Комната сыскного отделения находилась в самом углу, окна смотрели в кремлевскую стену. За столами сидели пятеро. Увидев начальство, они встали. Руга представил им питерца, вручил Грундулю бумагу с резолюциями, но сам не ушел, а уселся в углу наблюдать.

Коллежский регистратор назвал по очереди своих товарищей:

– Полицейские надзиратели не имеющие чина Авдеев, Корнильев и Сапожников, городовой сыскного отделения Майдин.

Лыков обратил внимание на красный нос городового, но промолчал об этом[25]. Он сразу заговорил о главном:

– Я прислан от Департамента полиции дознавать убийство, случившееся у вас двадцать седьмого апреля. В нем обвиняют чиновника департамента Азвестопуло. Никто в столице ни секунды не верит, что Сергей Манолович способен на такое. Вас обвели вокруг пальца, улики сфабрикованы, и сейчас надо заново искать преступника. Или преступников.

Сыскари выслушали речь гостя молча, на их лицах отразилось удивление. Питерец продолжил:

– Вот распоряжение судебного следователя. Вести дознание буду я, вы мне помогаете. Вопросы есть?

– Так точно, есть, – заговорил на правах старшего Грундуль. – Ваше высокородие, а в чем же нас обвели вокруг пальца? Вы там не были, извините, а я был. Все понятно: вот убитая женщина, вот злодей, весь в крови. Финка чуть не в кулаке зажата.

– Вы действительно верите, что чиновник Департамента полиции, который прошел огонь и воду, был «демоном»[26] в Одессе и Ростове, награжден двумя орденами, трижды ранен бандитами, что он может вот так по-глупому прийти к бабе, зарезать ее спьяну и прикорнуть как ни в чем не бывало рядом с трупом в ожидании ареста? Верите?

– Э… чего в жизни не бывает.

– Если бы коллежский асессор Азвестопуло захотел кого-нибудь убить, он бы сделал это так, что его никогда бы не разоблачили. Настолько опытный. Тут настоящие убийцы совершили ошибку. Они не догадались посмотреть его документы. Паспорт, наверное, листнули. А полицейский билет не нашли, поскольку Сергей Манолович прятал его в двойной подкладке. Эта ошибка будет стоить негодяям каторги.

– Но ежели вы основываете свои выводы о невиновности подозреваемого только на суждениях о его характере…

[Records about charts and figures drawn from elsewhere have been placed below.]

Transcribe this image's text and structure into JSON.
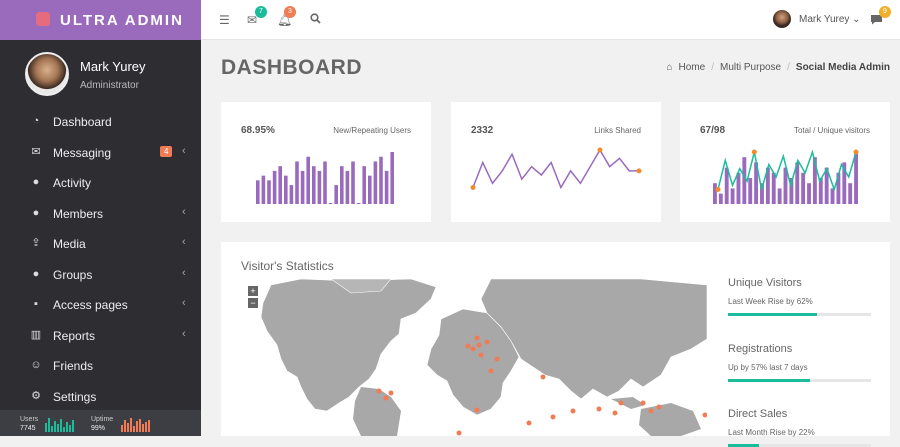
{
  "brand": {
    "name": "ULTRA ADMIN"
  },
  "profile": {
    "name": "Mark Yurey",
    "role": "Administrator"
  },
  "sidebar": {
    "items": [
      {
        "label": "Dashboard",
        "icon": "dashboard-icon",
        "glyph": "◔",
        "chevron": false
      },
      {
        "label": "Messaging",
        "icon": "envelope-icon",
        "glyph": "✉",
        "chevron": true,
        "badge": "4"
      },
      {
        "label": "Activity",
        "icon": "chat-icon",
        "glyph": "●",
        "chevron": false
      },
      {
        "label": "Members",
        "icon": "user-icon",
        "glyph": "●",
        "chevron": true
      },
      {
        "label": "Media",
        "icon": "upload-icon",
        "glyph": "⇪",
        "chevron": true
      },
      {
        "label": "Groups",
        "icon": "users-icon",
        "glyph": "●",
        "chevron": true
      },
      {
        "label": "Access pages",
        "icon": "lock-icon",
        "glyph": "▪",
        "chevron": true
      },
      {
        "label": "Reports",
        "icon": "bar-chart-icon",
        "glyph": "▥",
        "chevron": true
      },
      {
        "label": "Friends",
        "icon": "smile-icon",
        "glyph": "☺",
        "chevron": false
      },
      {
        "label": "Settings",
        "icon": "gears-icon",
        "glyph": "⚙",
        "chevron": false
      }
    ],
    "footer": {
      "users_label": "Users",
      "users_value": "7745",
      "uptime_label": "Uptime",
      "uptime_value": "99%"
    }
  },
  "topbar": {
    "mail_badge": "7",
    "bell_badge": "3",
    "user_name": "Mark Yurey",
    "chat_badge": "9"
  },
  "page": {
    "title": "DASHBOARD",
    "breadcrumb": [
      "Home",
      "Multi Purpose",
      "Social Media Admin"
    ]
  },
  "cards": [
    {
      "value": "68.95%",
      "label": "New/Repeating Users",
      "bars": [
        5,
        6,
        5,
        7,
        8,
        6,
        4,
        9,
        7,
        10,
        8,
        7,
        9,
        0,
        4,
        8,
        7,
        9,
        0,
        8,
        6,
        9,
        10,
        7,
        11
      ],
      "color": "#9a6abd"
    },
    {
      "value": "2332",
      "label": "Links Shared",
      "line": [
        3,
        9,
        4,
        7,
        11,
        5,
        8,
        6,
        9,
        3,
        7,
        4,
        8,
        12,
        8,
        10,
        7,
        7
      ],
      "color": "#9a6abd",
      "dot_color": "#f08c2b"
    },
    {
      "value": "67/98",
      "label": "Total / Unique visitors",
      "bars": [
        4,
        2,
        7,
        3,
        6,
        9,
        5,
        8,
        4,
        7,
        6,
        3,
        7,
        5,
        8,
        6,
        4,
        9,
        5,
        7,
        3,
        6,
        8,
        4,
        10
      ],
      "line": [
        3,
        10,
        4,
        8,
        5,
        12,
        3,
        9,
        6,
        11,
        4,
        10,
        7,
        12,
        5,
        8,
        3,
        9,
        6,
        12
      ],
      "bar_color": "#9a6abd",
      "line_color": "#1abc9c",
      "dot_color": "#f08c2b"
    }
  ],
  "stats": {
    "title": "Visitor's Statistics",
    "metrics": [
      {
        "title": "Unique Visitors",
        "sub": "Last Week Rise by 62%",
        "fill": 0.62
      },
      {
        "title": "Registrations",
        "sub": "Up by 57% last 7 days",
        "fill": 0.57
      },
      {
        "title": "Direct Sales",
        "sub": "Last Month Rise by 22%",
        "fill": 0.22
      }
    ]
  },
  "colors": {
    "accent": "#9a6abd",
    "sidebar": "#2d2d32",
    "teal": "#1abc9c",
    "orange": "#f07b54"
  },
  "map": {
    "zoom_in": "+",
    "zoom_out": "−"
  }
}
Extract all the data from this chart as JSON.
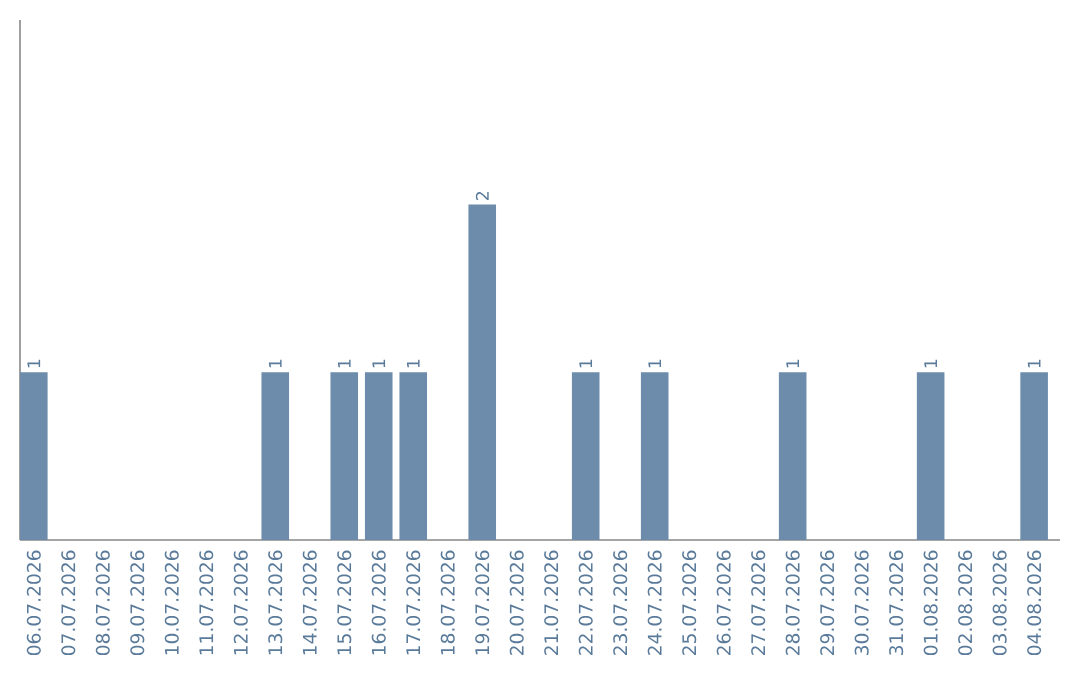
{
  "chart_data": {
    "type": "bar",
    "categories": [
      "06.07.2026",
      "07.07.2026",
      "08.07.2026",
      "09.07.2026",
      "10.07.2026",
      "11.07.2026",
      "12.07.2026",
      "13.07.2026",
      "14.07.2026",
      "15.07.2026",
      "16.07.2026",
      "17.07.2026",
      "18.07.2026",
      "19.07.2026",
      "20.07.2026",
      "21.07.2026",
      "22.07.2026",
      "23.07.2026",
      "24.07.2026",
      "25.07.2026",
      "26.07.2026",
      "27.07.2026",
      "28.07.2026",
      "29.07.2026",
      "30.07.2026",
      "31.07.2026",
      "01.08.2026",
      "02.08.2026",
      "03.08.2026",
      "04.08.2026"
    ],
    "values": [
      1,
      0,
      0,
      0,
      0,
      0,
      0,
      1,
      0,
      1,
      1,
      1,
      0,
      2,
      0,
      0,
      1,
      0,
      1,
      0,
      0,
      0,
      1,
      0,
      0,
      0,
      1,
      0,
      0,
      1
    ],
    "value_labels": [
      "1",
      null,
      null,
      null,
      null,
      null,
      null,
      "1",
      null,
      "1",
      "1",
      "1",
      null,
      "2",
      null,
      null,
      "1",
      null,
      "1",
      null,
      null,
      null,
      "1",
      null,
      null,
      null,
      "1",
      null,
      null,
      "1"
    ],
    "color": "#6d8cab",
    "ylim": [
      0,
      3.1
    ],
    "tick_labels": "x",
    "grid": false
  }
}
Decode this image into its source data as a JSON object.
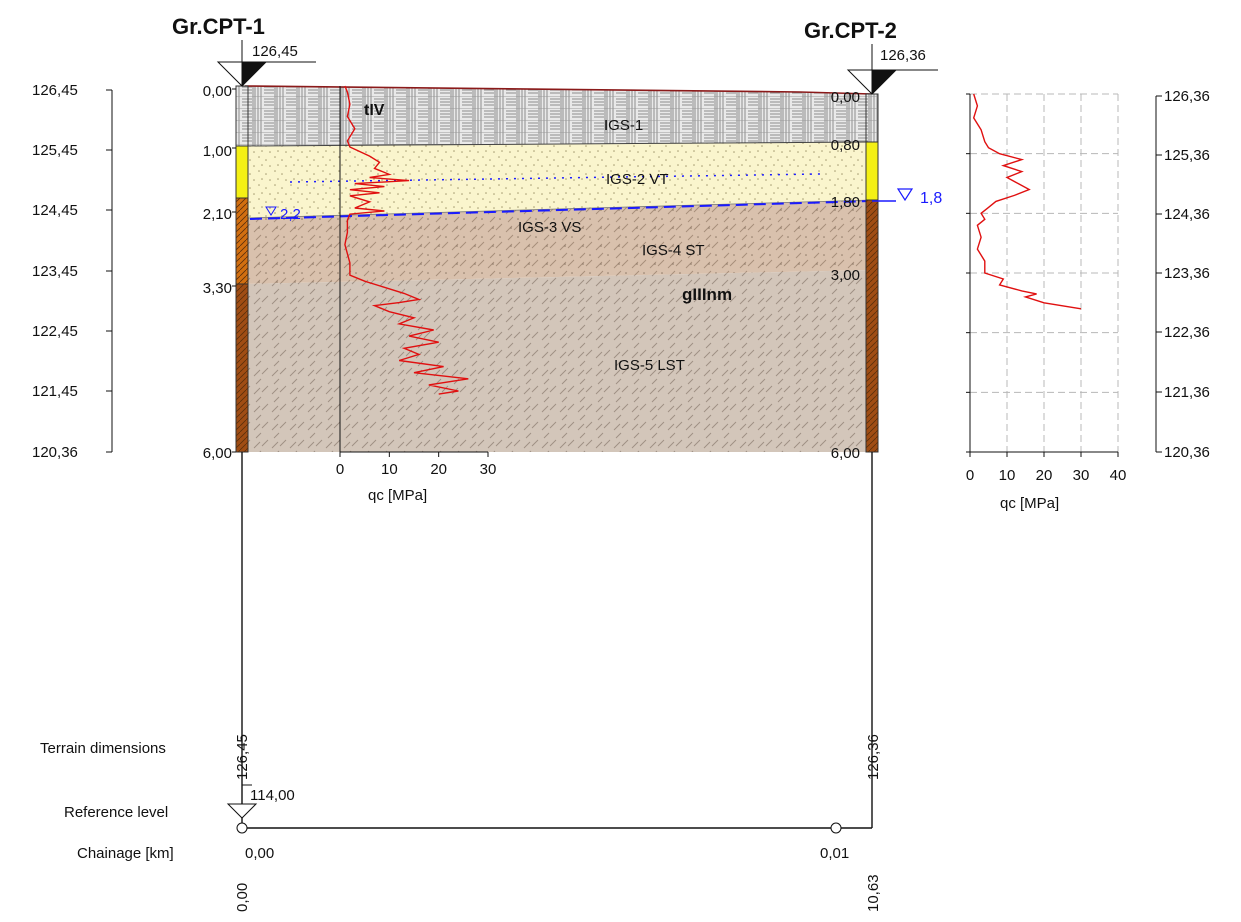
{
  "boreholes": [
    {
      "name": "Gr.CPT-1",
      "elevation": "126,45",
      "depth_labels": [
        "0,00",
        "1,00",
        "2,10",
        "3,30",
        "6,00"
      ],
      "water_level": "2,2",
      "vertical_elev": "126,45",
      "vertical_chainage": "0,00"
    },
    {
      "name": "Gr.CPT-2",
      "elevation": "126,36",
      "depth_labels": [
        "0,00",
        "0,80",
        "1,80",
        "3,00",
        "6,00"
      ],
      "water_level": "1,8",
      "vertical_elev": "126,36",
      "vertical_chainage": "10,63"
    }
  ],
  "left_scale": [
    "126,45",
    "125,45",
    "124,45",
    "123,45",
    "122,45",
    "121,45",
    "120,36"
  ],
  "right_scale": [
    "126,36",
    "125,36",
    "124,36",
    "123,36",
    "122,36",
    "121,36",
    "120,36"
  ],
  "layers": {
    "igs1": "IGS-1",
    "igs2": "IGS-2 VT",
    "igs3": "IGS-3 VS",
    "igs4": "IGS-4 ST",
    "igs5": "IGS-5 LST",
    "til": "tIV",
    "glacial": "gIIInm"
  },
  "labels": {
    "terrain_dimensions": "Terrain dimensions",
    "reference_level": "Reference level",
    "reference_value": "114,00",
    "chainage": "Chainage [km]",
    "chainage_start": "0,00",
    "chainage_end": "0,01"
  },
  "colors": {
    "fill": "#e6e6e6",
    "sand": "#faf5cd",
    "loam": "#d9c0ab",
    "clay": "#d2c5b8",
    "water": "#1a1aff",
    "cpt": "#e01010",
    "column_yellow": "#f4f014",
    "column_orange": "#d26f10",
    "column_brown": "#a04d14"
  },
  "chart_data": [
    {
      "type": "line",
      "name": "CPT-1 inline",
      "xlabel": "qc [MPa]",
      "x_ticks": [
        "0",
        "10",
        "20",
        "30"
      ],
      "xlim": [
        0,
        30
      ],
      "ylabel": "",
      "ylim": [
        0,
        6
      ],
      "series": [
        {
          "depth": [
            0,
            0.1,
            0.3,
            0.5,
            0.7,
            0.9,
            1.0,
            1.15,
            1.25,
            1.35,
            1.45,
            1.5,
            1.55,
            1.6,
            1.65,
            1.7,
            1.75,
            1.8,
            1.9,
            2.0,
            2.05,
            2.1,
            2.2,
            2.4,
            2.6,
            2.9,
            3.1,
            3.2,
            3.3,
            3.4,
            3.5,
            3.55,
            3.6,
            3.7,
            3.8,
            3.9,
            4.0,
            4.1,
            4.2,
            4.3,
            4.4,
            4.5,
            4.6,
            4.7,
            4.8,
            4.9,
            5.0,
            5.05
          ],
          "qc": [
            1,
            1.5,
            2,
            1.5,
            3,
            1.5,
            2,
            6,
            8,
            7,
            10,
            6,
            14,
            3,
            9,
            2,
            8,
            2,
            6,
            3,
            9,
            2,
            1.5,
            1.5,
            1,
            2,
            2,
            5,
            9,
            13,
            16,
            12,
            7,
            10,
            15,
            12,
            19,
            14,
            20,
            13,
            16,
            12,
            21,
            15,
            26,
            18,
            24,
            20
          ]
        }
      ]
    },
    {
      "type": "line",
      "name": "CPT-2",
      "xlabel": "qc [MPa]",
      "x_ticks": [
        "0",
        "10",
        "20",
        "30",
        "40"
      ],
      "xlim": [
        0,
        40
      ],
      "ylabel": "",
      "ylim": [
        0,
        6
      ],
      "series": [
        {
          "depth": [
            0,
            0.2,
            0.4,
            0.6,
            0.8,
            0.9,
            1.0,
            1.1,
            1.2,
            1.3,
            1.4,
            1.5,
            1.6,
            1.7,
            1.8,
            1.9,
            2.0,
            2.1,
            2.2,
            2.4,
            2.6,
            2.8,
            3.0,
            3.1,
            3.2,
            3.3,
            3.35,
            3.4,
            3.5,
            3.6
          ],
          "qc": [
            1,
            2,
            1,
            3,
            4,
            5,
            8,
            14,
            9,
            14,
            10,
            13,
            16,
            12,
            7,
            5,
            3,
            4,
            2,
            3,
            2,
            4,
            4,
            9,
            8,
            14,
            18,
            15,
            20,
            30
          ]
        }
      ]
    }
  ]
}
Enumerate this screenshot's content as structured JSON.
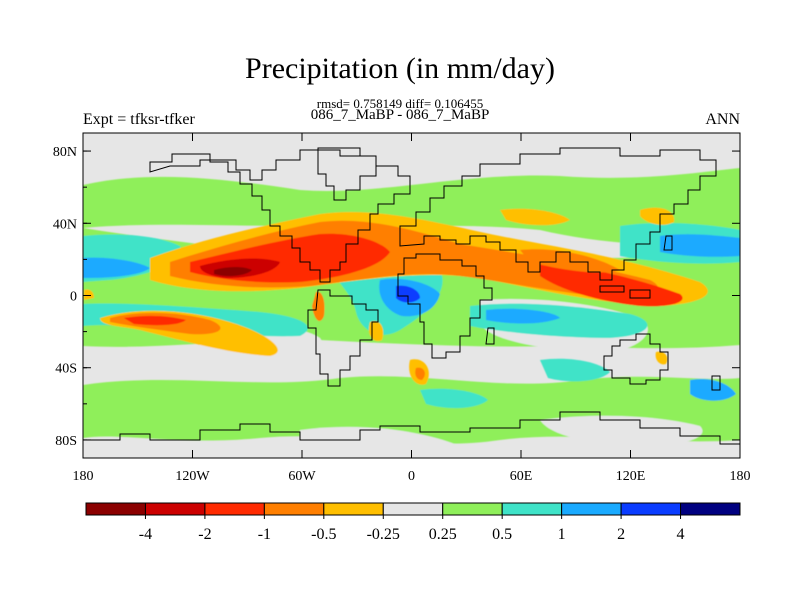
{
  "title": "Precipitation (in mm/day)",
  "stats_line": "rmsd= 0.758149 diff= 0.106455",
  "case_line": "086_7_MaBP - 086_7_MaBP",
  "left_string": "Expt = tfksr-tfker",
  "right_string": "ANN",
  "lat_ticks": [
    "80N",
    "40N",
    "0",
    "40S",
    "80S"
  ],
  "lon_ticks": [
    "180",
    "120W",
    "60W",
    "0",
    "60E",
    "120E",
    "180"
  ],
  "colorbar": {
    "labels": [
      "-4",
      "-2",
      "-1",
      "-0.5",
      "-0.25",
      "0.25",
      "0.5",
      "1",
      "2",
      "4"
    ],
    "colors": [
      "#8b0000",
      "#cc0000",
      "#ff2a00",
      "#ff7f00",
      "#ffbf00",
      "#e6e6e6",
      "#8fef5a",
      "#3fe3c8",
      "#1aaaff",
      "#0a3cff",
      "#000080"
    ]
  }
}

Грундуль совершенно не боялся спорить с чиновником из Петербурга в пятом классе. Это нравилось питерцу. Если такого убедить, он станет хорошим помощником.

– Вот, смотрите. – Лыков разложил на столе окровавленное исподнее. – В это был одет Азвестопуло в ту ночь. Вспоминаете?

– Вспоминаю, – ответил надзиратель; его товарищи по-прежнему молчали. – Кровь на нем, как я и говорил.

– Теперь изучите внимательно характер пятен. Если бы он был убийцей и нанес три удара Августе Мапететт, кровь летела бы из-под ножа на него и вниз. И стекала бы по белью, образуя вытянутые к полу пятна. А что мы видим здесь?

Коллежский регистратор сразу понял питерца. Он наклонился над рубахой и чуть ли не обнюхал ее.

– Так… Так… Аккуратные капли. Круглые.

– Правильно. Не брызги, а капли. Кровь капали на него сверху, когда он лежал на полу без сознания. И делали это слишком старательно.

– Черт! – Грундуль вспыхнул. – Где были мои глаза? Хотя нет, я так просто не сдамся!

Он опять начал рассматривать рубаху со всех сторон, потом взялся за кальсоны.

– Надо проверить, – решил наконец надзиратель. – Провести этот…

– Эксперимент, – подсказал Алексей Николаевич. – Я уже предлагал его судебному следователю. Подвесить на крюк свежую тушу, кому-то из вас надеть белую рубаху и нанести по ней несколько сильных ударов ножом. Только делать это надо на бойне, до того как из туши сольют кровь.

– Можно проще, – возразил смолянин. – Взять какую рубаху, разложить на полу и капать сверху чернилами. С кончика пера. Если вы правы, характер капель будет таким же, как здесь.

– Точно, и на бойню ехать не надо, – подал голос надзиратель Авдеев. Его перебил Сапожников:

– Тушу можно было бы и взять. Для экс… ну, для опыта. А потом мы ее разделим и съедим.

Все, включая Ругу, рассмеялись, и это рассеяло напряжение, которое ощущалось в комнате. А тут еще статский советник вынул из портмоне сотенный билет и бросил на стол:

– Эксперимент будет двойной, и с чернилами, и с тушей черкасского быка. А потом вы его действительно пустите на усиление довольствия.

– Вот это дело, ваше высокородие! – загоготали сыскные. А помощник полицмейстера встал и направился к двери со словами, что он тут больше не нужен.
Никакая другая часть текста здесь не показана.